WebRTC is just a method and transport (WS/WSS) and basically it is a SIP client since WebRTC won’t work without a Chan_SIP or Chan_PJSIP based peer/endpoint (for Asterisk). So it is still a SIP endpoint that uses WSS to connect vs UDP/TCP/TLS.

Let’s been honest, what is more the case here? Vendors being slow or the fact the VoIP community has pushed back on things that would make their 10+ yo devices no longer usable. Too much of the VoIP community relies on out-dated hardware and solutions. To make it worse, too many still advocate this is all OK and should be allowed.

Yet look at this forum and all other community forums, they are highly in use still. The Asterisk CallManager patch, making SCCP fixes for FreePBX, all that does nothing more but encourage and facilitate this.

Odds are most tls using security-conscious users aren’t using equipment that old.

But if using older phones, they’ll likely work as long as wanted. It should only be an issue if the phones interact with outside services that won’t continue to allow the older protocols. For servers under your control, it’s your choice to allow the older protocols or not - but why bother with tls if it isn’t secure.

Despite the hype, browsers will continue to function with insecure servers for the foreseeable future, they just throw up a warning, similar to using a self-signed cert.


Can you please explain a bit more? Does this mean that any certs purchased before march 31 would not help to register phones with TLS? I use mostly Mitels and I see that they have trouble registering with the certs purchased earlier than that.


It’s all over the Internet in articles and announcements. TLS1.0/1.1 has exploits and security holes and is considered insecure. While most aren’t using it there are those that will use it, like in FreePBX, because their devices don’t support TLS1.2 so they are making themselves insecure.

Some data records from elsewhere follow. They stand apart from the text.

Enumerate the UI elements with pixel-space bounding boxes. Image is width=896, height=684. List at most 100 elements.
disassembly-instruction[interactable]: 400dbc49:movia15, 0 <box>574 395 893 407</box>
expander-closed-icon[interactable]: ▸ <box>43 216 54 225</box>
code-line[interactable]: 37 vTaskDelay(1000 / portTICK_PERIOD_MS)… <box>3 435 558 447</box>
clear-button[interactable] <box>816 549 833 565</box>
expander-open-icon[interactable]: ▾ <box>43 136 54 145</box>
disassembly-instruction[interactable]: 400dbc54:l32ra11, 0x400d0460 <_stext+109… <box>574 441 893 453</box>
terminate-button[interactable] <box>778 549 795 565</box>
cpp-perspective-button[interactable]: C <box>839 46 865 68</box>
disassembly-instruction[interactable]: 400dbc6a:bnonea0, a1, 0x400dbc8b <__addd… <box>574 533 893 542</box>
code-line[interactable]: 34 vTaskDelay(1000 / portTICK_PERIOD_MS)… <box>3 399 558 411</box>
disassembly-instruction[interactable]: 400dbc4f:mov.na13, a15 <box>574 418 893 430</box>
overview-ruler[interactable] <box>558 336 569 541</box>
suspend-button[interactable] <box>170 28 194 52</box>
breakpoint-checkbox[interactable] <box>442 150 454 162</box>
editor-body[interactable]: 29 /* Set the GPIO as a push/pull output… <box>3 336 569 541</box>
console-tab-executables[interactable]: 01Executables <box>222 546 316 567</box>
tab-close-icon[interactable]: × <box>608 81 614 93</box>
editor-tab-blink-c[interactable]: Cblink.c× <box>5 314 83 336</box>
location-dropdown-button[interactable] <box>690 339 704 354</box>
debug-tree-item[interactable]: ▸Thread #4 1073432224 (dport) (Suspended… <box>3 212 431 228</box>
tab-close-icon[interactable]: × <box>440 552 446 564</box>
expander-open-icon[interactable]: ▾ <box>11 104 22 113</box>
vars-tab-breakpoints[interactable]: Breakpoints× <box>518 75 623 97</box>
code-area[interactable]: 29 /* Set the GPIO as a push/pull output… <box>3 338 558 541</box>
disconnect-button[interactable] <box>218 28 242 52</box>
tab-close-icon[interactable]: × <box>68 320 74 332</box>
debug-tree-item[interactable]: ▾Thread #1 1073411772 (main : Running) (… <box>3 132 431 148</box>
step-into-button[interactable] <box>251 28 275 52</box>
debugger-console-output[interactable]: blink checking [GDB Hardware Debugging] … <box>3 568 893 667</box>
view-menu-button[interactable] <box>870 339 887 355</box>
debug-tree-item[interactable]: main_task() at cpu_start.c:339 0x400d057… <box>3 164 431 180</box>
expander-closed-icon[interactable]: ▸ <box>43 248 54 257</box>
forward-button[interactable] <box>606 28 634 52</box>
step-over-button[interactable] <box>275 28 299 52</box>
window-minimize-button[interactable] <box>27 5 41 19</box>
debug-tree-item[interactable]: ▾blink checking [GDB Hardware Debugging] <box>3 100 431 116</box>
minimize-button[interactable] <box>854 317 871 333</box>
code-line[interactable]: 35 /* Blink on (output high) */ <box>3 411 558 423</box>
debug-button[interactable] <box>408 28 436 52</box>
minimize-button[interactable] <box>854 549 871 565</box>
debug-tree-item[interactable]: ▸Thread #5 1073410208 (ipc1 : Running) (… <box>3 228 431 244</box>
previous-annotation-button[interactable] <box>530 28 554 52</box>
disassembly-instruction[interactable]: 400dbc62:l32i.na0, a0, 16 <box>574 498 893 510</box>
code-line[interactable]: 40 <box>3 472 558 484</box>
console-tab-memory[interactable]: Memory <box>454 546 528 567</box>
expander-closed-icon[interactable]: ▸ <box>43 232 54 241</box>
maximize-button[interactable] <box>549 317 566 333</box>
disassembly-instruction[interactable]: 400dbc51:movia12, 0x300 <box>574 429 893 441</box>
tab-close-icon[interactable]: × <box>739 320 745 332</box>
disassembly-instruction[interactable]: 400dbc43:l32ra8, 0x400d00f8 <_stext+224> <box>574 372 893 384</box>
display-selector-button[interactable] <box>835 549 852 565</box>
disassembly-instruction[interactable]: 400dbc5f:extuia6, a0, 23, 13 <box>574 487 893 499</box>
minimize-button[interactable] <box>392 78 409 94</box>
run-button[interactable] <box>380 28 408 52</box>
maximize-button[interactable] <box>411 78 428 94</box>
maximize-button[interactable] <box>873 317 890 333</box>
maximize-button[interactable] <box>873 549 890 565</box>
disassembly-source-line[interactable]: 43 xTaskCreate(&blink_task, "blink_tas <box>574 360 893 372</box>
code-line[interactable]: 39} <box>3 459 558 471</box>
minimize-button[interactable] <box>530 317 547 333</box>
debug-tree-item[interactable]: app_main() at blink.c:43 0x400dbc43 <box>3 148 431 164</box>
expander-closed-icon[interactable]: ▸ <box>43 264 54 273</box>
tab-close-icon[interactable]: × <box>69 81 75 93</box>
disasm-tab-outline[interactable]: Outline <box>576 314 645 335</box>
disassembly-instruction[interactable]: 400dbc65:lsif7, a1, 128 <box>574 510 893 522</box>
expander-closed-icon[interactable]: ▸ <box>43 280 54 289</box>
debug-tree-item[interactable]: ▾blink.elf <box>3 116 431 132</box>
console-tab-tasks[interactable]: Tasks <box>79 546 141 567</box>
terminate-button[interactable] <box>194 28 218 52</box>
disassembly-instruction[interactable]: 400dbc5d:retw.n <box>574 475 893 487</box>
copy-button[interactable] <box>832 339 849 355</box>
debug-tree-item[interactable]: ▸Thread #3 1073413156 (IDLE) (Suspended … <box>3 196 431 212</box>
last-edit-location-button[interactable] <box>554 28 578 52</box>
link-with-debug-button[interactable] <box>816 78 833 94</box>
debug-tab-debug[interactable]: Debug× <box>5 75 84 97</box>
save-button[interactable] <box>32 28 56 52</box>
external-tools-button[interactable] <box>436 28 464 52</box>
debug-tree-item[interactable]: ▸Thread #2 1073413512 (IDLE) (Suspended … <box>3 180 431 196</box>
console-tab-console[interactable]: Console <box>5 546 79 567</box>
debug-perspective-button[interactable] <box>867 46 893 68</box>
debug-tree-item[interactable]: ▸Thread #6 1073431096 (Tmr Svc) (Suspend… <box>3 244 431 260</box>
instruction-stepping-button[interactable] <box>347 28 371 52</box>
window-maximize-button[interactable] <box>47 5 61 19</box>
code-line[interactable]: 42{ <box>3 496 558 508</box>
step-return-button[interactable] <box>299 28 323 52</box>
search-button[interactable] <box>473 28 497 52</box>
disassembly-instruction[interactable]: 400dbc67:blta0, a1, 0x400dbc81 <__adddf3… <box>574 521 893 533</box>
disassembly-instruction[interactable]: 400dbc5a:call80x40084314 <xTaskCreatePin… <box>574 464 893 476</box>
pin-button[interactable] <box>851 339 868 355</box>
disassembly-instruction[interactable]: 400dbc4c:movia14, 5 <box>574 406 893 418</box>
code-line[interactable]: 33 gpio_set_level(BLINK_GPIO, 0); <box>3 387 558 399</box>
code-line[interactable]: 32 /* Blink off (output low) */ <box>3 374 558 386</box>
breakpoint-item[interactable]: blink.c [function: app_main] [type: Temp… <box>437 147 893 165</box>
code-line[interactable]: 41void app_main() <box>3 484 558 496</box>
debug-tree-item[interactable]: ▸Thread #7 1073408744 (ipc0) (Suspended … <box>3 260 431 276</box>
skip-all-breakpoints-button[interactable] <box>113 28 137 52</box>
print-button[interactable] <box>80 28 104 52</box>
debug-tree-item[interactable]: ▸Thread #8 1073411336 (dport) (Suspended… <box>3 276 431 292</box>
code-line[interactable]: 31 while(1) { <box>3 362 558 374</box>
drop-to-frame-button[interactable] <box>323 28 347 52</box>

Just like how browsers and other things aren’t accepting certs with lifespans longer than 36 months anymore. Long term certs can end up become obsolete as things evolve. There could be people with long term certs from 7 years ago that still have 3 year left on their certs and boom, they are no good because they don’t have anything current in them for TLS1.2.

Yes, I read those internet articles.

I am having trouble with certs that I purchased around 2 years back. Some of them I renewed just 2 months back and they are failing. I have since purchased a new cert from the same certificate authority and that made the phones work.

So, I am just wondering if this was known for a while, why the certs that got renewed few months back are failing. Shouldn’t they have TLS1.2 in it? Maybe, its a question that I need to address to the CA. But, just wanted to check with you first before I send this to them.

Certs do not fail. But they expire.

Did yours “fail” starting this past weekend? An intermediate that was in the chain of many Comodo certs expired on May 30. The solution is not to replace your server cert but to update the intermediate chain.

If you happened to buy your cert from Namecheap, those guys were issuing the expiring intermediate up through just a few weeks ago.

1 Like

Yes, I am using namecheap. Its puzzling why they were issuing certificates with expiring intermediate chain.

This topic was automatically closed 31 days after the last reply. New replies are no longer allowed.